Sela223/Aether-Script_12B

TEXT GENERATIONConcurrency Cost:1Model Size:12BQuant:FP8Ctx Length:32kPublished:Mar 12, 2026Architecture:Transformer Cold

Sela223/Aether-Script_12B is a 12 billion parameter language model created by Sela223, formed by merging Sela223/Repose-Marlin-12B and Sela223/Captain-Foxfire-12B using the SLERP method. This model integrates capabilities from its constituent models, offering a combined performance profile. It is designed for general language tasks, leveraging its merged architecture for enhanced versatility.

Loading preview...

Overview

Sela223/Aether-Script_12B is a 12 billion parameter language model developed by Sela223. It is a merged model, combining the strengths of two pre-trained language models: Sela223/Repose-Marlin-12B and Sela223/Captain-Foxfire-12B. The merge was performed using the SLERP (Spherical Linear Interpolation) method, a technique known for smoothly interpolating between model weights to create a new model that inherits characteristics from its parents.

Merge Details

This model was constructed using mergekit, a tool for combining different language models.
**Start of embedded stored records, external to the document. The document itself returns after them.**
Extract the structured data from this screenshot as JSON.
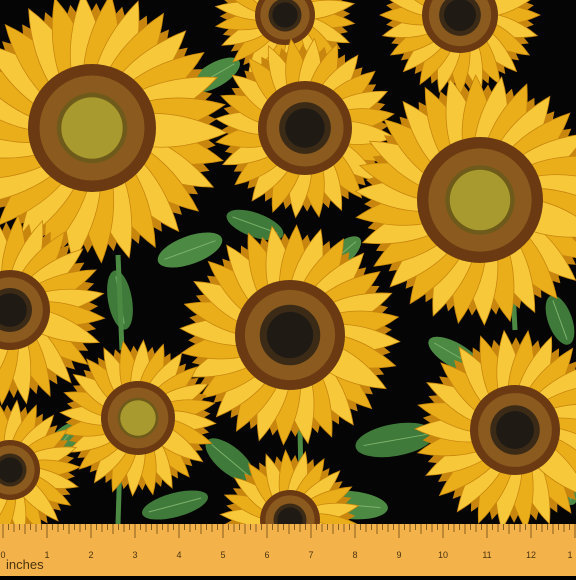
{
  "image": {
    "subject": "sunflowers",
    "colors": {
      "background": "#050505",
      "petal_light": "#F7C93A",
      "petal_mid": "#E9AE1A",
      "petal_dark": "#C8860E",
      "disk_outer": "#6B3A12",
      "disk_ring": "#8A5A1E",
      "disk_center_dark": "#1f1a14",
      "disk_center_green": "#A89A2E",
      "leaf": "#3F7A3A",
      "leaf_light": "#7FB26A",
      "ruler": "#F4B24A"
    }
  },
  "ruler": {
    "unit_label": "inches",
    "numbers": [
      "0",
      "1",
      "2",
      "3",
      "4",
      "5",
      "6",
      "7",
      "8",
      "9",
      "10",
      "11",
      "12",
      "1"
    ]
  }
}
The specific configuration involved merging all 40 layers from both base models, with a detailed parameter configuration applied to various components like attention projections (q_proj, k_proj, v_proj, o_proj), self-attention, MLP layers (gate_proj, up_proj, down_proj), and layernorms. This fine-grained control over the merging process aims to optimize the integration of features from the source models.

Key Characteristics

  • Parameter Count: 12 billion parameters.
  • Merge Method: Utilizes the SLERP method for combining model weights.
  • Constituent Models: Built upon Sela223/Repose-Marlin-12B and Sela223/Captain-Foxfire-12B.

Potential Use Cases

Given its merged nature, Aether-Script_12B is likely suitable for a range of general-purpose language generation and understanding tasks, benefiting from the combined knowledge and capabilities of its base models. Developers can experiment with this model for applications requiring a robust 12B parameter foundation.